Selbst die Torwache winkte ihn an den Schlangen von Wagen und Menschen zu Fuß vorbei, die ihre mitgebrachten Waren an der Akzisestelle kontrollieren ließen.

Kaum hatte Andreas die Stadt betreten, entstand vor seinem geistigen Auge der Grundriss der Stadt mit ihren schnurgeraden, manchmal etwas schräg angelegten Straßen, die sich unregelmäßig überkreuzten und schnitten. Während er weitermarschierte, schwebte vor ihm der Stadtplan, den er einmal zufällig in Herrn Fredersdorfs Arbeitskabinett gesehen und der sich seitdem in sein Hirn eingebrannt hatte.

Über dem südlichen Bereich um das Stadtschloss in der Nähe der mächtigen Havel verliefen mehrere Straßen quer, als habe der alte König, der die Stadt plante, einfach ein paar Striche gezogen.

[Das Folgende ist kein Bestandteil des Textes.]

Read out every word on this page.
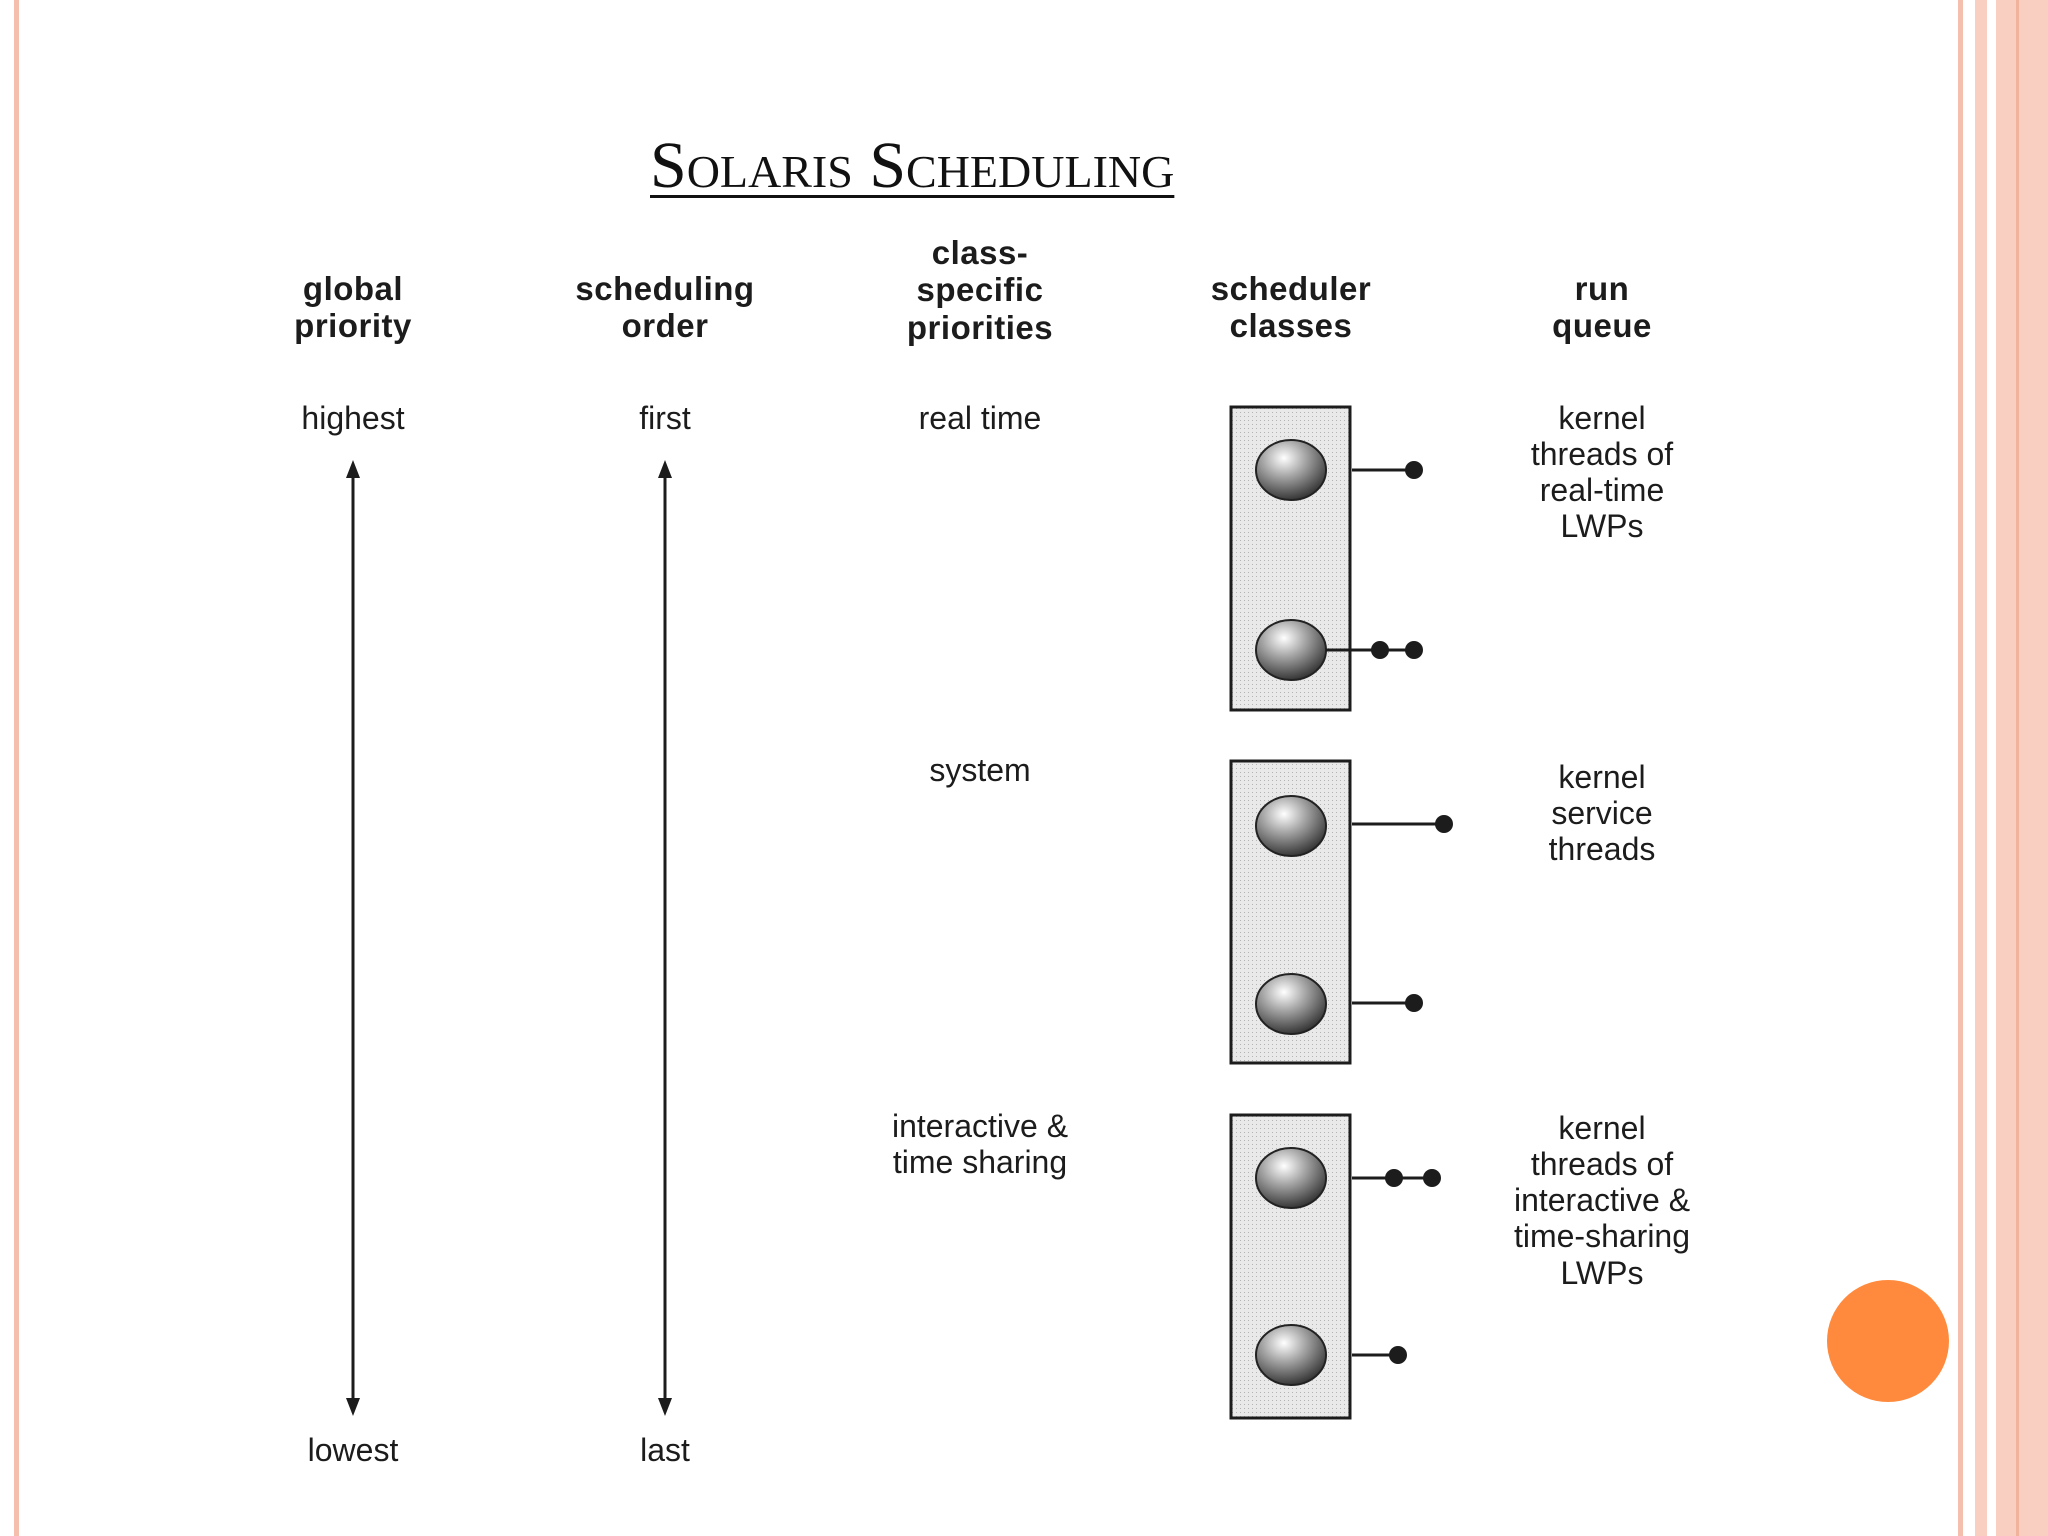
Solaris Scheduling
global
priority
scheduling
order
class-
specific
priorities
scheduler
classes
run
queue
highest
lowest
first
last
real time
system
interactive &
time sharing
kernel
threads of
real-time
LWPs
kernel
service
threads
kernel
threads of
interactive &
time-sharing
LWPs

Die breiteste davon war die Brandenburger Straße, der Andreas jetzt in Richtung des Bassins folgte – einem rechteckigen künstlichen See mit einer Insel in der Mitte. Neben dem Faulen See, den man trockengelegt und in einen großen bepflanzten Platz, eine Plantage, verwandelt hatte, bildete er auf Andreas’ innerem Stadtplan eine zweite leere Fläche.

Von diesem Bereich hielt sich Andreas fern. Er bog um eine Ecke und näherte sich dem Kanal. Dort, im Gasthof »Zur Goldenen Krone«, hatte er seinen Brief abzugeben.